Pocket Frogs is what is known as a microtransaction game. This type of games operates off the idea that the user can play the game for free but has the option to buy things which can make play more enjoyable or bonus content. These payments are usually quite small and frequently involve buying some sort of in-game currency. Its an interesting business model and seems to work quite well. There are a lot of games that are using this model quite successfully.
The main problem with Pocket Frogs is the fact that once you have all the achievements there is really no more incentive to play unless you really want to go through the grind to get all 15,000+ types of frogs. Even then, they aren’t increasing the frog types so eventually you would have all of them. While the graphics are pretty cute and the game play can be entertaining, it just isn’t compelling enough to last after all the achievements are gathered. There’s only so long you can tap lily pads and breeds frogs before you get bored.
Admittedly, there is the racing game and puzzle game. I never did figure out how the racing game works exactly. I think that you can tap to make your frog go faster, but this might just be me thinking it works this way so processing what I see as supporting my theory. The puzzle game is pretty much a matching game. You can play either to maybe win coins and other prizes.

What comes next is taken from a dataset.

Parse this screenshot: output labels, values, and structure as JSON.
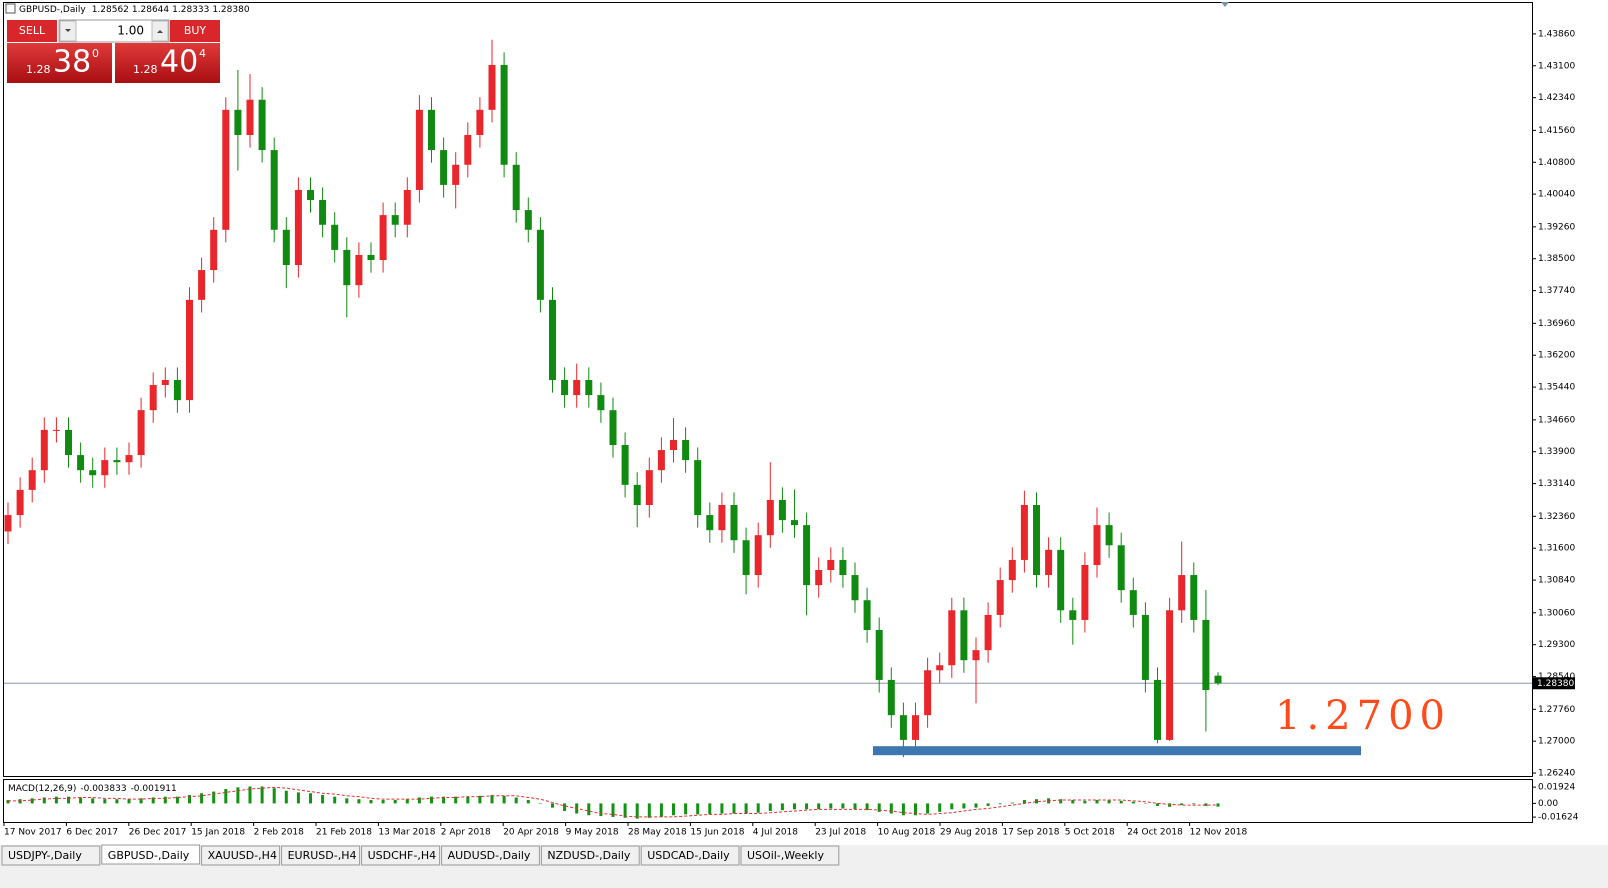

Overall, Pocket Frogs is a mildly entertaining little game for the kind of person who likes Farmville and the like. I personally don’t like it very much, but it can be played for short periods of time and has a lot of content. The content isn’t be updated, which is a major downside but it could still be worth it if this is your kind of thing, especially since the game is free to play. I give Pocket Frogs a 3 out of 5 Hearts.